В свете этой срединной ценности проясняются также и моральные антиномии. Добродетель не может быть отделена от реальности, не превратившись в принцип зла. Точно так же она не может быть полностью отождествлена с реальностью, не отрицая самое себя. Наконец, моральная ценность, выдвигаемая бунтом, возвышается над жизнью и историей не более, чем история и жизнь возвышаются над ней. По правде говоря, она обретает реальность в истории, только когда человек отдает за нее свою жизнь или посвящает ей себя целиком. Якобинская и буржуазная культура предполагает, что ценности стоят выше истории, в результате чего ее формальная добродетель становится основой отвратительной мистификации. Революция ХХ века заявляет, что ценности смешаны с движением истории, и эта историческая мотивация оправдывает новую мистификацию. Мера, противостоящая этому разладу, учит нас, что всякой морали необходима доля реальности — всякая чистая добродетель убийственна, — а всякому реализму необходима доля морали: цинизм так же убийствен. Вот почему гуманистическая болтовня не более основательна, чем циничная провокация. Наконец, человек не может быть ни полностью виновным — ведь это не он начал историю, ни полностью невиновным — ведь он ее продолжает. Те, кто заходит за этот предел, заявляя о своей тотальной невиновности, кончают ожесточением окончательной виновности. Напротив, бунт ставит нас на путь рассчитанной виновности. Его единственная, но непобедимая надежда в самых крайних случаях воплощается в невинных убийцах.
На этой грани формула «мы есть» парадоксальным образом становится определением нового индивидуализма. «Мы есть» перед лицом истории, и история должна считаться с тем, что «мы есть», а мы, в свою очередь, поскольку «мы есть», должны держаться в рамках истории. Я нуждаюсь в других, которые нуждаются во мне и в каждом из нас. Каждое коллективное действие, каждое общество предполагает дисциплину, и вне этого закона индивидуум становится чужаком, придавленным тяжестью вражеского коллектива. Но общество и дисциплина, отрицающие формулу «мы есть», теряют направление. В каком-то смысле я один поддерживаю общее человеческое достоинство и не могу допустить, чтобы оно было унижено во мне или в других. Подобный индивидуализм не удовольствие, а вечная борьба, иногда на вершине гордого сострадания оборачивающаяся безмерной радостью.

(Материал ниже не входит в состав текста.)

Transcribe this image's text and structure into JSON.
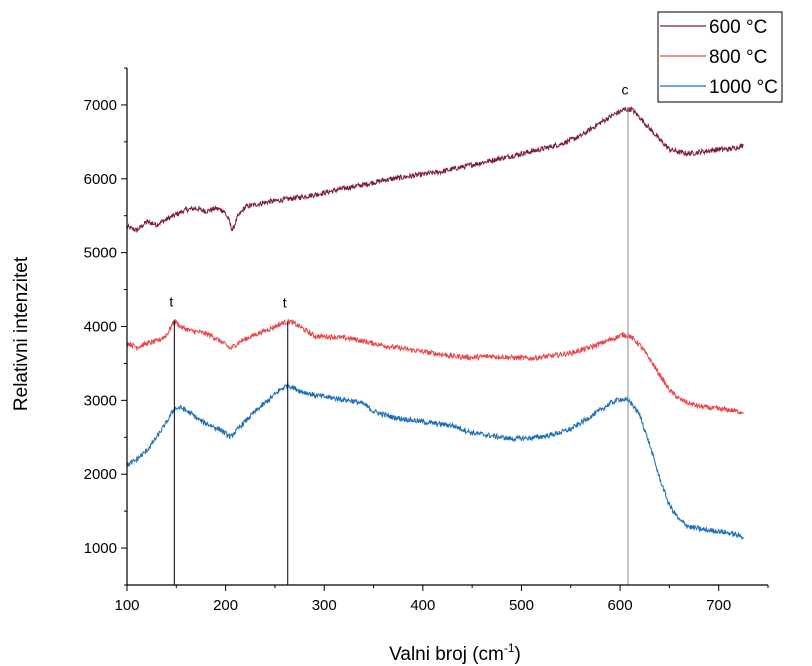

Чтобы понять, находит ли подобная позиция свое политическое выражение в современном мире, достаточно в качестве примера обратиться к тому, что традиционно называют революционным синдикализмом. Но разве этот синдикализм не доказал свою неэффективность? Ответ прост: именно он за какой-нибудь век чудесным образом улучшил положение рабочих: от 16-часового рабочего дня до 40-часовой рабочей недели. Идеологическая империя тянет социализм назад и разрушает большую часть завоеваний синдикализма. Дело в том, что синдикализм отталкивался от конкретной профессиональной базы, которая в экономическом плане есть то же, что коммуна в плане политическом, — живая клетка, на основе которой строится организм, тогда как цезаристская революция исходит из доктрины и силком впихивает в нее реальность. Синдикализм, как и коммуна, есть отрицание бюрократического и абстрактного централизма в пользу реальной действительности [111] * Толен, в будущем коммунар, сказал: «Человеческие существа добиваются освобождения только внутри естественных групп».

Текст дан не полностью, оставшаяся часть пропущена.